Drug Product and Patent(s)-in-Suit: Angiomax® (bivalirudin); U.S. Patents Nos. 7,582,727 (“the ’727 patent”) and 7,598,343 (“the ’343 patent”)

Nature of the Case and Issue(s) Presented: The Medicines Co. (“TMC”) employs a third party, Ben Venue Laboratories, to manufacture its Angiomax product, used as an anticoagulant in coronary surgery. TMC’s original Angiomax formulation was subject to degradation, leading to an unacceptable amount of impurities in the product. To remedy this problem, TMC developed an improved formulation of Angiomax created using a new process, which issued as the patents-in-suit. The critical date of the patents-in-suit is July 27, 2007.

In 2006 TMC paid Ben Venue to manufacture three batches of the improved Angiomax. TMC then placed these batches into quarantine. The batches were finally made available for sale in August 2007, after the critical date of the patents-in-suit. Hospira subsequently filed an ANDA to manufacture and sell a generic bivalirudin product. In response, TMC sued Hospira for patent infringement in the District of Delaware.

After a bench trial, the court concluded that the three batches manufactured in 2006 did not trigger the on-sale bar provision of 35 U.S.C. § 102(b), and that the patents-in-suit were valid and infringed. On appeal, the Federal Circuit reversed this determination. TMC then petitioned for en banc rehearing. In the present decision, resulting from the en banc rehearing, the Federal Circuit agreed with the district court, and held that the on-sale bar did not apply in this scenario.

Why TMC Prevailed: The patents-in-suit were valid because the manufacture of the 2006 batches of Angiomax did not constitute a commercial sale of the invention, as required by section 102(b). Firstly, the Federal Circuit determined that employing Ben Venue to manufacture and provide the Angiomax back to TMC was not a sale of the patented invention. Instead, Ben Venue sold contract manufacturing services to TMC and did not trigger the 102(b) bar. Further, the Federal Circuit analogized the situation to sales in the Uniform Commercial Code. TMC did not transfer title of the patented products to Ben Venue. Indeed, Ben Venue was not free to do what it wished with the products it produced. It was contractually obliged to provide the manufactured Angiomax to TMC, who at all times retained title to the goods. In other words, no commercial sale occurred.

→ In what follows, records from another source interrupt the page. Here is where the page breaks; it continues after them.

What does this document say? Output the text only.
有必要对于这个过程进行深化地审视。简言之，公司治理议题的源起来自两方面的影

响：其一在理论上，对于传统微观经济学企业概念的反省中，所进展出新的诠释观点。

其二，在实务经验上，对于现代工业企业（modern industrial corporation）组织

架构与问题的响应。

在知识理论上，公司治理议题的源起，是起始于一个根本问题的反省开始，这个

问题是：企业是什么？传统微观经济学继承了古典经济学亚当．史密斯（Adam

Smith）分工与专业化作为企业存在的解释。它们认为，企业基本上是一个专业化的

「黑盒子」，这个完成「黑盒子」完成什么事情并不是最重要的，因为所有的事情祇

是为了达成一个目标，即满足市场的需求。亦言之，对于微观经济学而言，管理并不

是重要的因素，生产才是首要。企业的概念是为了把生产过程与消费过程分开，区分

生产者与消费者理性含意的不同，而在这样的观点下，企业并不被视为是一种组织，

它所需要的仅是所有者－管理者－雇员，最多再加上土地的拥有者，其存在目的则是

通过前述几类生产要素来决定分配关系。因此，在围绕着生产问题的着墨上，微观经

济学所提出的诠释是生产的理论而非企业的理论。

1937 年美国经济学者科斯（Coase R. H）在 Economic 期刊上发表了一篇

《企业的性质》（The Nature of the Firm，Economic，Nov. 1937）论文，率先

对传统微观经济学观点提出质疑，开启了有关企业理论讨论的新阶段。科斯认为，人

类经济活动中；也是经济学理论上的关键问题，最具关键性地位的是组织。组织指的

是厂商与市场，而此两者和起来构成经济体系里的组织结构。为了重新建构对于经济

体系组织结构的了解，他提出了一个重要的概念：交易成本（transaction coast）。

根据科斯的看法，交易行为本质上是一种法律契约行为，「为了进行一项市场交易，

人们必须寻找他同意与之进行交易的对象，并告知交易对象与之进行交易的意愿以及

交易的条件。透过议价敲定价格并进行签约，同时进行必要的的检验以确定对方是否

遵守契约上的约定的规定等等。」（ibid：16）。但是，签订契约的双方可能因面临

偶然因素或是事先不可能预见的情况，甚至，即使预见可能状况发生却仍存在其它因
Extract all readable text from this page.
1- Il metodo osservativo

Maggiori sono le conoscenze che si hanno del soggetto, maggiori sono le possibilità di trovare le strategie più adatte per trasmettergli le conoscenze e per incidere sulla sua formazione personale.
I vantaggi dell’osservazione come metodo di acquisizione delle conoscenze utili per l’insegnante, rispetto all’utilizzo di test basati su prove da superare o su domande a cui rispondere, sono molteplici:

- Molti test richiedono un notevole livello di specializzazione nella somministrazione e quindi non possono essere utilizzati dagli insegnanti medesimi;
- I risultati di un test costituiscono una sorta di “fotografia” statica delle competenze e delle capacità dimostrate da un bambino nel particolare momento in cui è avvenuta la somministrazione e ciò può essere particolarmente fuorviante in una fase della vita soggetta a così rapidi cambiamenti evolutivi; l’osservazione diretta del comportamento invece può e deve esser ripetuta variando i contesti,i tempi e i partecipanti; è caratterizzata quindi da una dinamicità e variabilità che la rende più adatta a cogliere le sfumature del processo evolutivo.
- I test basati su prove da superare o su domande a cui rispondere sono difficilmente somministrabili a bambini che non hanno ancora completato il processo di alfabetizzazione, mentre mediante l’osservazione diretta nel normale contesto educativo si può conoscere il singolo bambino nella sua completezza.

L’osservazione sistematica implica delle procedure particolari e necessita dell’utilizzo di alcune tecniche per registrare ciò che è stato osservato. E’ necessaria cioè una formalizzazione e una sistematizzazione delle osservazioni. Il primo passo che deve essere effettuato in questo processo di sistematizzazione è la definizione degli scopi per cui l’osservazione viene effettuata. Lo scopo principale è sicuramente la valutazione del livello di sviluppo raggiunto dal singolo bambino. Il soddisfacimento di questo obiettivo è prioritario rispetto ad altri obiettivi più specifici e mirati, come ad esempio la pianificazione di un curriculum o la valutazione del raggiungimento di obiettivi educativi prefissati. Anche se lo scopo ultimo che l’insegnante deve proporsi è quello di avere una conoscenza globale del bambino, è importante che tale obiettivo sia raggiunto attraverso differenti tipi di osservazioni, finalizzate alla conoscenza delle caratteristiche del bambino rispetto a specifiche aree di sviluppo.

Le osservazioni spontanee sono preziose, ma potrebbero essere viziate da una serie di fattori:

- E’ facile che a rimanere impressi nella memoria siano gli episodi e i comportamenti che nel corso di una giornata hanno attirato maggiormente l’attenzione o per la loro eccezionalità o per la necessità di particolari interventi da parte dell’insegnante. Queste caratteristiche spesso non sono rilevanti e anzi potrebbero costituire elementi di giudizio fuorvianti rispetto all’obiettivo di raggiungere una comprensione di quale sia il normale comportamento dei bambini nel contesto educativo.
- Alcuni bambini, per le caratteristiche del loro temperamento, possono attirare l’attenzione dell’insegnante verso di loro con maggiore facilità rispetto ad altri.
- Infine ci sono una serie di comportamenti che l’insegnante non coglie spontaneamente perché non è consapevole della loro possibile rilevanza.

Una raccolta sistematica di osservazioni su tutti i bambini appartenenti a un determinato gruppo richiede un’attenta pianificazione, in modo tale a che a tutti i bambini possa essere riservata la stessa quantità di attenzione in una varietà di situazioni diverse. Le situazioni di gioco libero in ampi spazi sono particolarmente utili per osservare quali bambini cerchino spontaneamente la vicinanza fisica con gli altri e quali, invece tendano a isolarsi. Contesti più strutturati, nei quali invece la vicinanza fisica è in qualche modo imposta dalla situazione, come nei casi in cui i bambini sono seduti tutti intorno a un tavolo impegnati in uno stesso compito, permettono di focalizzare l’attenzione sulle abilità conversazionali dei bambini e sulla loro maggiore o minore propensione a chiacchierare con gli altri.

The Federal Circuit was also unconvinced by Hospira’s arguments that TMC’s “stockpiling” of product should trigger the on-sale bar provision because the stockpiling provided TMC with a commercial benefit. The plain language of section 102(b) was clear that it is not a commercial benefit that triggers the statutory bar. Rather, the product must be on-sale or offered for sale. In contrast, stockpiling or building an inventory is merely “pre-commercial activity in preparation for a future sale.”